Neues System wird derzeit von rund 200 Städten und Gemeinden benutzt
Wien (rk) - Das mit Anfang Februar eingeführte elektronische Fundsystem www.fundamt.gv.at/ hat sich bewährt: Dies ist das Tagungs-Ergebnis einer Veranstaltung des Österreichischen Städtebundes am Montag (14. 04.), bei der 25 Fachleute aus diversen Umlandgemeinden Wiens teilgenommen haben. Laut Generalsekretär Dr. Erich Pramböck nutzen derzeit rund 200 Städte und Gemeinden das elektronische Fundamt, was einem österreichweiten Bevölkerungsanteil von 40 Prozent entspricht.

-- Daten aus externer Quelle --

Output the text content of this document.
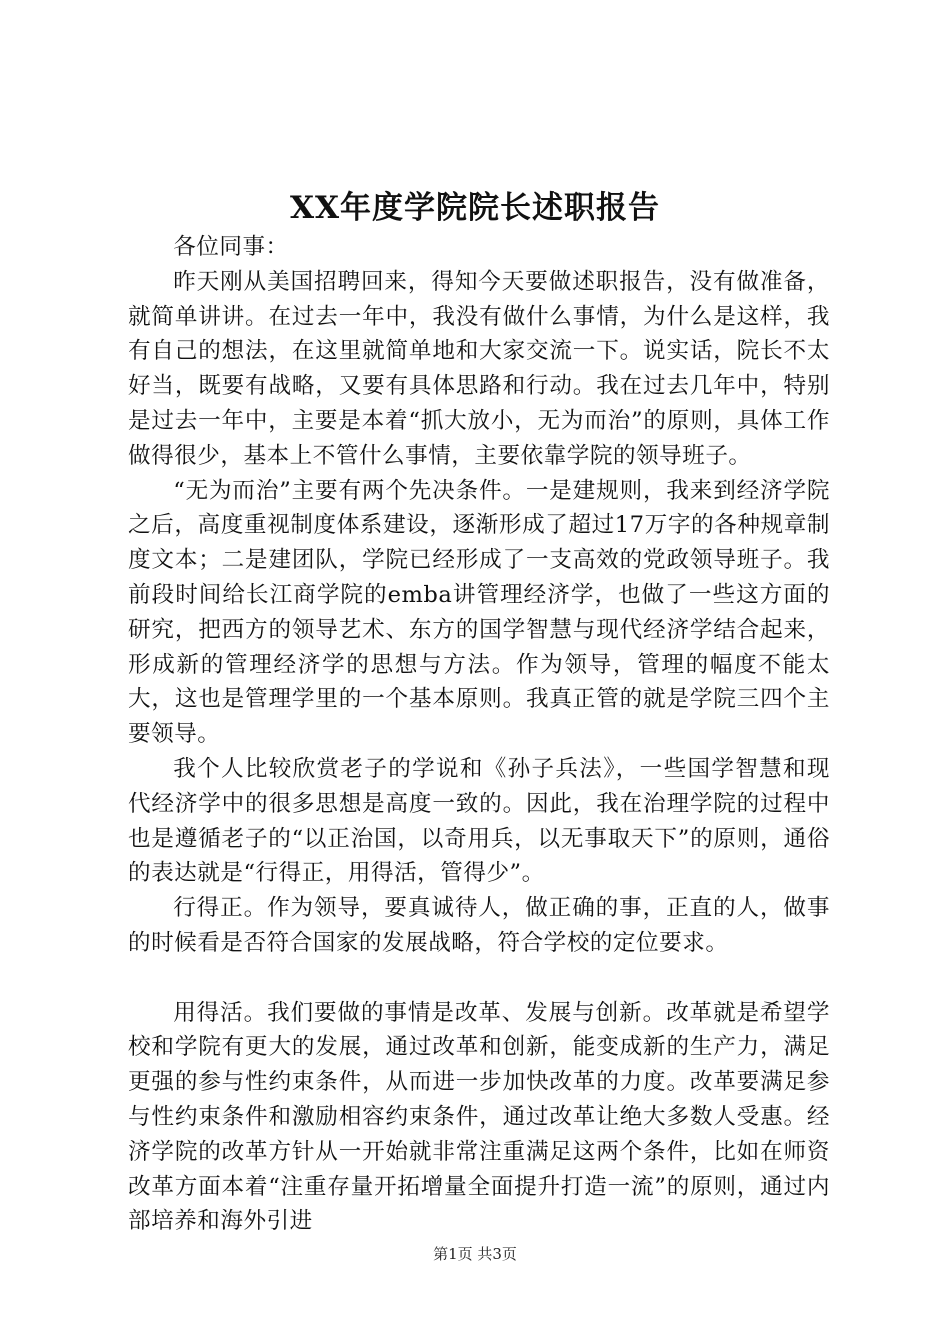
XX年度学院院长述职报告

各位同事：

昨天刚从美国招聘回来，得知今天要做述职报告，没有做准备，就简单讲讲。在过去一年中，我没有做什么事情，为什么是这样，我有自己的想法，在这里就简单地和大家交流一下。说实话，院长不太好当，既要有战略，又要有具体思路和行动。我在过去几年中，特别是过去一年中，主要是本着“抓大放小，无为而治”的原则，具体工作做得很少，基本上不管什么事情，主要依靠学院的领导班子。

“无为而治”主要有两个先决条件。一是建规则，我来到经济学院之后，高度重视制度体系建设，逐渐形成了超过17万字的各种规章制度文本；二是建团队，学院已经形成了一支高效的党政领导班子。我前段时间给长江商学院的emba讲管理经济学，也做了一些这方面的研究，把西方的领导艺术、东方的国学智慧与现代经济学结合起来，形成新的管理经济学的思想与方法。作为领导，管理的幅度不能太大，这也是管理学里的一个基本原则。我真正管的就是学院三四个主要领导。

我个人比较欣赏老子的学说和《孙子兵法》，一些国学智慧和现代经济学中的很多思想是高度一致的。因此，我在治理学院的过程中也是遵循老子的“以正治国，以奇用兵，以无事取天下”的原则，通俗的表达就是“行得正，用得活，管得少”。

行得正。作为领导，要真诚待人，做正确的事，正直的人，做事的时候看是否符合国家的发展战略，符合学校的定位要求。

用得活。我们要做的事情是改革、发展与创新。改革就是希望学校和学院有更大的发展，通过改革和创新，能变成新的生产力，满足更强的参与性约束条件，从而进一步加快改革的力度。改革要满足参与性约束条件和激励相容约束条件，通过改革让绝大多数人受惠。经济学院的改革方针从一开始就非常注重满足这两个条件，比如在师资改革方面本着“注重存量开拓增量全面提升打造一流”的原则，通过内部培养和海外引进

第1页 共3页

Für Wien, das sich ebenso seit 1. Februar des elektronischen Find- und Suchsystems bedient, hat der Systemwechsel durchwegs positive Ergebnisse gebracht. Statistisch sind in den ersten 5 Wochen über das neue System rund 8.000 Funde registriert worden, die Ausfolgequote beträgt, laut Pramböck, 60 Prozent. Wertgegenstände bis 20 Euro konnten bis zu 90 Prozent wieder abgegeben werden.

Albert Kronberger vom Unternehmen "rubicon", welches zusammen mit dem aus dem Bundesrechenzentrum ausgegliederten Unternehmen "BIT-S" das elektronische Fund- und Suchregister entwickelt hat, unterstrich die bedeutenden Vorteile des neuen Systems, welches neben der Nachvollziehbarkeit, vor allem die potentielle Ausweitung auf das gesamte Bundesgebiet für sich beanspruchen kann. Weiters nannte er auch die Einsparungen in zeitlicher und personeller Hinsicht als Erfolg. Das Fundamt ist seit 1. Februar zur Angelegenheit der insgesamt 2.359 Gemeinden geworden. Früher wurden sämtliche Funde in einem sogenannten Fundbuch schriftlich registriert, der Datenaustausch war entsprechend schwierig. In einem nächsten Schritt sollen nicht nur weitere Gemeinden, sondern vor allem auch Privatunternehmen, wie etwa Hotels und Supermarktketten, die bislang ihr eigenes Fundsystem betreiben, für das neue System gewonnen werden.